According to the most recent Joint Monitoring Program (JMP) Report by UNICEF and WHO, 87% of people in Honduras have access to improved water sources and 77% have improved sanitation facilities. While these numbers seem impressive, they do not provide a complete picture of water and sanitation access in Honduras. In the rural areas where Water For People–Honduras works, many of the communities have water systems, but the water from these systems often does not meet government quality and quantity standards.
Water For People first began supporting water and sanitation efforts in Honduras in 1997. From 1997 to 2006, Water For People–Honduras worked with partner organizations in over 90 rural communities. In 2007, it developed a regional strategy to target specific districts and to provide everyone in these areas (communities, schools, and health clinics) with access to safe drinking water and sanitation. To achieve this goal, Water For People–Honduras partners with local governments, the private sector, and local NGOs to strengthen support for comprehensive water and sanitation services throughout the districts.
Everyone Forever in Honduras
Everyone Forever is a unique programmatic effort to provide water and sanitation to Everyone in targeted districts and municipalities, Forever. It means these municipalities and communities never again need another international water agency to address their water challenges. And it provides a model for greater replication, leading to a push for national full water and sanitation coverage. Water For People-Honduras is focusing its Everyone Forever programming in the mostly rural municipalities of Chinda, El Negrito, Ilama, and San Antonio de Cortés. At the end of 2011, Chinda was the first municipality to reach Everyone | every family, every school, and every clinic | with safe drinking water.

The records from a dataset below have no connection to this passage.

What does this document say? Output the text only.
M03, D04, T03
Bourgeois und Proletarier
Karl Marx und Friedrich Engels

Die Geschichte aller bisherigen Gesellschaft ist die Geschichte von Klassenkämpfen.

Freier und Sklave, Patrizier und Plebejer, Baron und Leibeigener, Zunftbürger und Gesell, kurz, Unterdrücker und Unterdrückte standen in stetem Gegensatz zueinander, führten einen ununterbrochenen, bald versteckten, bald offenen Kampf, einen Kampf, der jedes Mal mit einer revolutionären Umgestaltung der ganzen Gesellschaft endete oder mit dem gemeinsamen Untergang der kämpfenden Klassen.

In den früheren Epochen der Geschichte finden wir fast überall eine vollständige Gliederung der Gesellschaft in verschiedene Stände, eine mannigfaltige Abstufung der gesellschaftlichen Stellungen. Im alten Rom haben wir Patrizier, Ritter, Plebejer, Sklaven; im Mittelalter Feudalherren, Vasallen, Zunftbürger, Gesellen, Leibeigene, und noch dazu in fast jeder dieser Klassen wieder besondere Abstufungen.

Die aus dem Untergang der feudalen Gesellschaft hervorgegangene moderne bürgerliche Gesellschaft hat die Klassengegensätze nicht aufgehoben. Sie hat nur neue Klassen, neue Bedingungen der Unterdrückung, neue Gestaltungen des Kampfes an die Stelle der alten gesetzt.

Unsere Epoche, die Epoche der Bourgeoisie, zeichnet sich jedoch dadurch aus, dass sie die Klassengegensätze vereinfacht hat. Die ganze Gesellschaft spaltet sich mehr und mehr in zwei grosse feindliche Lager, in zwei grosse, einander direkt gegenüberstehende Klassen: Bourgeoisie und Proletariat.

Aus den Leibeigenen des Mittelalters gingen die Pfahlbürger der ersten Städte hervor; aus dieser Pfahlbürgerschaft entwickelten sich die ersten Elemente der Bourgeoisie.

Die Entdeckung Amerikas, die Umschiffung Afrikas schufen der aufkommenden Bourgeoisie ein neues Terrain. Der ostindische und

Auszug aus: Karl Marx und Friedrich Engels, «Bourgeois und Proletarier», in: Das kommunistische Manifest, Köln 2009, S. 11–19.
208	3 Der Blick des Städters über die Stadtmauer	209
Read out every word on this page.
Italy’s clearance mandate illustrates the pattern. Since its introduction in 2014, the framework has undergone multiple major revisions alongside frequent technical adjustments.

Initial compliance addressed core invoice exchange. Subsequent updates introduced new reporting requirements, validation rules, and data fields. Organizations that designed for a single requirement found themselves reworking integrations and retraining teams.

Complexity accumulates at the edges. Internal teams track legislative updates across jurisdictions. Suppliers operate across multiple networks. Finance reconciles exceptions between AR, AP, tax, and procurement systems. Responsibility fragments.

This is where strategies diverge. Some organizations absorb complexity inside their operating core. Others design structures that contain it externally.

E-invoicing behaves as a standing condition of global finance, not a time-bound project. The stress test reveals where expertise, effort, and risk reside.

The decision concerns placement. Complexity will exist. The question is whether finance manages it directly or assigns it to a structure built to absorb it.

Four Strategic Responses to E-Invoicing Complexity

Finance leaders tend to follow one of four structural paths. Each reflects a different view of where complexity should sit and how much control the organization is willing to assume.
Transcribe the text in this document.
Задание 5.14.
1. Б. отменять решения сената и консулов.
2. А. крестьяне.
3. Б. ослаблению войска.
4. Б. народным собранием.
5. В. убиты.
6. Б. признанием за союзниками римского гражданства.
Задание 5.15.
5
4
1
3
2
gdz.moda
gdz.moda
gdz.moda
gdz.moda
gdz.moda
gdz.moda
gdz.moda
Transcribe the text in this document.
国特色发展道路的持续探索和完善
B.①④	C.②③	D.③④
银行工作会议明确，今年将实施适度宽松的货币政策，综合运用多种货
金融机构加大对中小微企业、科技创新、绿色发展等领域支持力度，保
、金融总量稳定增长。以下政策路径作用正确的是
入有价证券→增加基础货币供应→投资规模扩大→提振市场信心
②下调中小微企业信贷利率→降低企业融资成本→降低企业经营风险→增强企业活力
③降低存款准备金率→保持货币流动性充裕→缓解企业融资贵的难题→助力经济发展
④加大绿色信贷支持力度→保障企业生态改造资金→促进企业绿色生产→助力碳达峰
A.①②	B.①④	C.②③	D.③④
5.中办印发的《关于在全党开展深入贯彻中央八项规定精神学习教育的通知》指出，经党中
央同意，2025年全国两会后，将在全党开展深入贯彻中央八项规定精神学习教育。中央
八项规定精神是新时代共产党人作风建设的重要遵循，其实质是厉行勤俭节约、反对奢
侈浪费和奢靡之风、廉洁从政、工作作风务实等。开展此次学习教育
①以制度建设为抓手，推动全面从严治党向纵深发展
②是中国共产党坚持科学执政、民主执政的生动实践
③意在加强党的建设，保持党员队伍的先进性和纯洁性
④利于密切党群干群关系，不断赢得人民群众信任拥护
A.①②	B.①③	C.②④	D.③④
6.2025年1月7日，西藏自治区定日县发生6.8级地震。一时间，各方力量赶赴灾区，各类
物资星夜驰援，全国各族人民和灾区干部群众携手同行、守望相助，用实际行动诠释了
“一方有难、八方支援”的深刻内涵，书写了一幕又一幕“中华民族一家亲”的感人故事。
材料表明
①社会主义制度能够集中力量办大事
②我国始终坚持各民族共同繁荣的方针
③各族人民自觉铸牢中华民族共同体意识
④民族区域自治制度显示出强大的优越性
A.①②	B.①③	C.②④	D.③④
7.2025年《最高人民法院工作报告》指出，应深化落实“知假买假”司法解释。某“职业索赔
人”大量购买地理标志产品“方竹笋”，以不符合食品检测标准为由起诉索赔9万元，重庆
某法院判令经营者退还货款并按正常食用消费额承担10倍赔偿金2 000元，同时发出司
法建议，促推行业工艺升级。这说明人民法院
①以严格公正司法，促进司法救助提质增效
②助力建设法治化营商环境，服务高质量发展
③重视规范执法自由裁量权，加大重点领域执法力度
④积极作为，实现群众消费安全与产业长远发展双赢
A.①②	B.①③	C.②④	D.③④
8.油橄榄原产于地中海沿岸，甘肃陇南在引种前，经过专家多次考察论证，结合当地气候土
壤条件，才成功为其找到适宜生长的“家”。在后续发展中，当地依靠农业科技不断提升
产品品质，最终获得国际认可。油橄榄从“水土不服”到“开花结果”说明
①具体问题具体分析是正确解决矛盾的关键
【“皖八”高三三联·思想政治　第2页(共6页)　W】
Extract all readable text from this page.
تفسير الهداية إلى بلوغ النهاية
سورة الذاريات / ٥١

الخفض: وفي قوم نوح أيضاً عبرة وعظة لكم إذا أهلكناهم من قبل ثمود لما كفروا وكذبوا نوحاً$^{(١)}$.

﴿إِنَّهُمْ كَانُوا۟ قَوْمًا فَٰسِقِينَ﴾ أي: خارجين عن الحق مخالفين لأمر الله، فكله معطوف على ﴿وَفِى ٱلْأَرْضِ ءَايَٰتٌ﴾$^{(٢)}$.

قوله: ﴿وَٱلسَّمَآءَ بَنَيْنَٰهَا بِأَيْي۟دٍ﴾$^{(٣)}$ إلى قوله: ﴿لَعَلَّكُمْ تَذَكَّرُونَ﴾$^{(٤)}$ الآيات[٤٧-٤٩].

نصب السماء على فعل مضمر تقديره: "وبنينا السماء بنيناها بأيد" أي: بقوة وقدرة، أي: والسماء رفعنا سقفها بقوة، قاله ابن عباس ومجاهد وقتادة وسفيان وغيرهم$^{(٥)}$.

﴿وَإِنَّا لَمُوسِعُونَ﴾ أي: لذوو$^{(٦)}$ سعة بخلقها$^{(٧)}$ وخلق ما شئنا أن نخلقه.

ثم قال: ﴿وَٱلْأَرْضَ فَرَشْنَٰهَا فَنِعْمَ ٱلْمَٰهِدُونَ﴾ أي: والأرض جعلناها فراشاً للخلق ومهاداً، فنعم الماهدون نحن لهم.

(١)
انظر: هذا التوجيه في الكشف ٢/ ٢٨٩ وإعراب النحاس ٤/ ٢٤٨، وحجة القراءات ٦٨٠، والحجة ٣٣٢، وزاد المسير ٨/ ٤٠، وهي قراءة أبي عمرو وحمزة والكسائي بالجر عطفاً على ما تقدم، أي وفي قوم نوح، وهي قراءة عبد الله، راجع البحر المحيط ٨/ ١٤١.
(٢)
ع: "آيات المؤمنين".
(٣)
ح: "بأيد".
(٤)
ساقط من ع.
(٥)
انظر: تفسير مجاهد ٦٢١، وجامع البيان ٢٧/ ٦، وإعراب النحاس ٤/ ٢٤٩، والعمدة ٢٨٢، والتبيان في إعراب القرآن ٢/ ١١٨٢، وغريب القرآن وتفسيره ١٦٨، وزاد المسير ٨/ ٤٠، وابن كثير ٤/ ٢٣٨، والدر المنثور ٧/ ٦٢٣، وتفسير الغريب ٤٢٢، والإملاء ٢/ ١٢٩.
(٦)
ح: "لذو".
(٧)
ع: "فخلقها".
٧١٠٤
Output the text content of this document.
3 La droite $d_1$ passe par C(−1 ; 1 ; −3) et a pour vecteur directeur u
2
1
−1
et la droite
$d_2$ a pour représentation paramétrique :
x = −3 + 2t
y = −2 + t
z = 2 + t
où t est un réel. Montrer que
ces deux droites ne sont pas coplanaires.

At only 43 square miles, the northwestern municipality of Chinda in the department of Santa Bárbara is composed of 14 rural communities totaling almost 6,000 inhabitants, most of them Lencan Indians who farm for a living. Rugged subsistence agriculture dominates the economy, but where they can, the farmers of Chinda grow coffee and grains to sell in regional markets.
Neighboring Chinda, the municipality of Ilama has a population of approximately 12,000. The majority of people in this rural municipality are subsistence farmers. Water For People–Honduras began working in Ilama in 2011.
San Antonio is a 114-square-mile municipality in the department of Cortés in northern Honduras. A population of approximately 27,000 lives in 45 rural communities in this mountainous region. Many San Antonians practice subsistence agriculture, raising beans and corn on small farms. Others work in sugarcane factories or raise animals for sale and consumption. Most villages have a primary school and some sort of health care center within several miles, but lack basic services like electricity, trash removal, and dependable roads.
El Negrito is a 326-square-mile area in the Yoro department of Honduras. Almost 54,000 people live in mostly rural communities in this beautiful land, half of which is mountainous, while the other half is defined by the Sula Valley. El Negrito is one of the poorest and least developed areas of Yoro. Most depend on subsistence farming to support their families, raising beans, corn, and the occasional chicken or pig on small family plots.
Water For People believes long-lasting water and sanitation solutions can be achieved when key local role-players—the local private sector, civil society, and local government—are supported. As such, Water For People is deeply involved with key local stakeholders, including the Municipality of Chinda, Municipality of San Antonio, Municipality of El Negrito, Municipality of Ilama, Ministry of Education, Ministry of Health, SANAA (Honduras National Autonomous Water and Sewerage Service), and Honduras Public University (UNAH–Valle de Sula).
Work in 2012
Water For People-Honduras is continuing to work with key sector actors at the local and national levels to increase access to safe drinking water, improved sanitation, and hygiene education. In Chinda, Water For People-Honduras will build the capacity of local institutions to maintain full water coverage for Everyone in the district. In the other three Honduran municipalities, Water For People-Honduras is continuing to lay the groundwork for Everyone Forever and in 2012, programming will take place in 24 communities and three schools.